During the yesterday’s Practice Session, you tried to solve the problem of N independent rooks. This time, let’s concentrate on queens. As you probably know, the queens may move not only

horizontally and vertically, but also diagonally.

You are given a chessboard with i−1 queens already placed and your task is to find all squares that may be used to place the i-th queen such that it cannot be captured by any of the others.

Input

The input consists of several tasks. Each task begins with a line containing three integer numbers separated by a space: X, Y , N. X and Y give the chessboard size, 1 ≤ X, Y ≤20 000. N = i−1 is the number of queens already placed, 0 ≤ N ≤ X·Y .

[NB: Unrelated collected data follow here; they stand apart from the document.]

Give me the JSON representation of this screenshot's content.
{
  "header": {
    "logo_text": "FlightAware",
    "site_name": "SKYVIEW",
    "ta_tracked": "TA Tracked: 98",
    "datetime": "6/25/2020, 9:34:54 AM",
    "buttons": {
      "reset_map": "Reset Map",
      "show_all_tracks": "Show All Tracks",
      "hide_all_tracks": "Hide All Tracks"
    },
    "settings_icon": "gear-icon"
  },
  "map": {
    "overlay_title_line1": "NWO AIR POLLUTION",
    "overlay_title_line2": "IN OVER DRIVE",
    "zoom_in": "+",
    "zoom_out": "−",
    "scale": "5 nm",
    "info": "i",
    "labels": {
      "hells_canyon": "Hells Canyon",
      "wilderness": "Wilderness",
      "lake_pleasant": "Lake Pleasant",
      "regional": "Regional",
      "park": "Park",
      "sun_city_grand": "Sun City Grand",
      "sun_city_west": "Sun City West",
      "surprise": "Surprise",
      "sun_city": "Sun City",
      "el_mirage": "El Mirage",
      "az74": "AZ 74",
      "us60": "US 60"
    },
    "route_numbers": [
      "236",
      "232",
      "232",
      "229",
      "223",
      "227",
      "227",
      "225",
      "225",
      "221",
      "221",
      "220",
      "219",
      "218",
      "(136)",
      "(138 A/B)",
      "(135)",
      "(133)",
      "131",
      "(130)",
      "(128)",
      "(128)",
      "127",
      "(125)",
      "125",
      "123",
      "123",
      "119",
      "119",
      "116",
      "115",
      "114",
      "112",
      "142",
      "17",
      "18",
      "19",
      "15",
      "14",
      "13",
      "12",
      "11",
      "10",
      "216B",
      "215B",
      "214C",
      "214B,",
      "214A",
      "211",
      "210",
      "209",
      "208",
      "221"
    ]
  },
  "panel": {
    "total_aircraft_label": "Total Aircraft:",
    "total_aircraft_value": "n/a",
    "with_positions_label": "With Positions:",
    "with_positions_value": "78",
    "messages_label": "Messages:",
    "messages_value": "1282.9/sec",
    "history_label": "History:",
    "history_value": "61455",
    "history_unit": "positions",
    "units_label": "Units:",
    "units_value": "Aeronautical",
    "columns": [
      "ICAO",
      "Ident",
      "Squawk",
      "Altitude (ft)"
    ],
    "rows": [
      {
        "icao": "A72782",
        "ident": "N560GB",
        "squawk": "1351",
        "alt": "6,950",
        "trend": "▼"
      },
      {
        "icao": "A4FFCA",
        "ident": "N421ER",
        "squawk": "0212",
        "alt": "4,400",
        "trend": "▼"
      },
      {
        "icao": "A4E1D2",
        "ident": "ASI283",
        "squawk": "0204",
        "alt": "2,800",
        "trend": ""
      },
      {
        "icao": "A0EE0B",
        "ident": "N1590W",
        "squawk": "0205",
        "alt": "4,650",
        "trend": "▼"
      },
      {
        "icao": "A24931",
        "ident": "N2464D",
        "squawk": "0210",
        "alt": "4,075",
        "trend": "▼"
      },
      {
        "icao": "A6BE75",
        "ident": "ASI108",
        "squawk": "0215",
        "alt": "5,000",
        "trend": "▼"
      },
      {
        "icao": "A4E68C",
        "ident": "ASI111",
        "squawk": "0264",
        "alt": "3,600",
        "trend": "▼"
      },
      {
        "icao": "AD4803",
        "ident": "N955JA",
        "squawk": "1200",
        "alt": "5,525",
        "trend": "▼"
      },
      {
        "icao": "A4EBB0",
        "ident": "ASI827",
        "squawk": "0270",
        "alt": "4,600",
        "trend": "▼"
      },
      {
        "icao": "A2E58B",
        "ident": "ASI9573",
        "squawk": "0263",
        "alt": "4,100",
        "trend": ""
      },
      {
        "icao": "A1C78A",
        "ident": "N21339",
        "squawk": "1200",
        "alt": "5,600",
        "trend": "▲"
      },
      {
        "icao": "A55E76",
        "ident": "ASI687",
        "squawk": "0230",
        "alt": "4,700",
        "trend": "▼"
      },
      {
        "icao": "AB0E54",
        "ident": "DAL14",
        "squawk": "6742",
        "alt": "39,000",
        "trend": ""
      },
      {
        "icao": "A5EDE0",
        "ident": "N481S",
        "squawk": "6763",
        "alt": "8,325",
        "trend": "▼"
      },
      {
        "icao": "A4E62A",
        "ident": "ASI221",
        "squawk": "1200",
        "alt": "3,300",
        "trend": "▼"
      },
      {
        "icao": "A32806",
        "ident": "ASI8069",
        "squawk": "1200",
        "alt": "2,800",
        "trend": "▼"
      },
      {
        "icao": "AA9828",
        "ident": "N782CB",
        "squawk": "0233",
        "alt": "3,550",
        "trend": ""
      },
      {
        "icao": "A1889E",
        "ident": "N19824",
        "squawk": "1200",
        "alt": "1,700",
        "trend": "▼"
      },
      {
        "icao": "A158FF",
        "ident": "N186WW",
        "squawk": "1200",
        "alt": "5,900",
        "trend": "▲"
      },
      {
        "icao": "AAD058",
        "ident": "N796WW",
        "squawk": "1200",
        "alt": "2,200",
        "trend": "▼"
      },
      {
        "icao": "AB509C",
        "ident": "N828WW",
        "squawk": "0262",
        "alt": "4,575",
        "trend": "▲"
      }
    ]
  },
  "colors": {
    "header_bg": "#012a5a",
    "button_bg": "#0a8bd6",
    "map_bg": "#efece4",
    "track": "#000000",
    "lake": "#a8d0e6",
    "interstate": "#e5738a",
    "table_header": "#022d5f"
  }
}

After the first line, there are N lines, each containing two numbers xk, yk separated by a space. They give the position of the k-th queen, 1 ≤ xk ≤ X, 1 ≤ yk ≤ Y . You may assume that those positions are distinct, i.e., no two queens share the same square.

The last task is followed by a line containing three zeros.

Output

For each task, output one line containing a single integer number: the number of squares which are not occupied and do not lie on the same row, column, or diagonal as any of the existing queens.

Sample Input

8 8 2
4 5
5 5
0 0 0

Sample Output

20

解题思路：刚拿到题目的时候用的暴力，结果数组超内存，又用了set，又超时。后来知道，可以只开4个数组来存覆盖情况。即row，col，pie，na数组来记录行列和撇捺（对角线情况）。可以发现pie数组由x,y相加减1后得到。na数组可以将y转化为相对于右上角的位置为（Y-y+1）。然后枚举地图中各个点，然后判断该点既不在行列，也不在撇捺（对角线）的情况，记录个数即可。

#include<bits/stdc++.h>
using namespace std;
const int maxn=21000;
bool row[maxn],col[maxn],pie[maxn*2],na[maxn*2];
void init(){
    memset(row,0,sizeof(row));
    memset(col,0,sizeof(col));
    memset(pie,0,sizeof(pie));
    memset(na,0,sizeof(na));
}
int main(){
    int X,Y,n;
    while(scanf("%d%d%d",&X,&Y,&n)!=EOF&&(X+Y+n)){
        init();
        for(int i=0;i<n;i++){
            int x,y;
            scanf("%d%d",&x,&y);
            row[x]=1;       //记录该行被覆盖
            col[y]=1;       //记录该列被覆盖
            pie[x+y-1]=1;   //记录右上到左下的对角线被覆盖
            na[Y-y+x]=1;    //记录左上到右下的对角线被覆盖
        }
        int num=0;
        for(int i=1;i<=X;i++){
            for(int j=1;j<=Y;j++){
                if((!row[i])&&(!col[j])&&(!pie[i+j-1])&&(!na[Y-j+i])){
                        //枚举各个点，如果行列撇捺都没覆盖，加1
                    num++;
                }
            }
        }
        printf("%d\n",num);
    }
    return 0;
}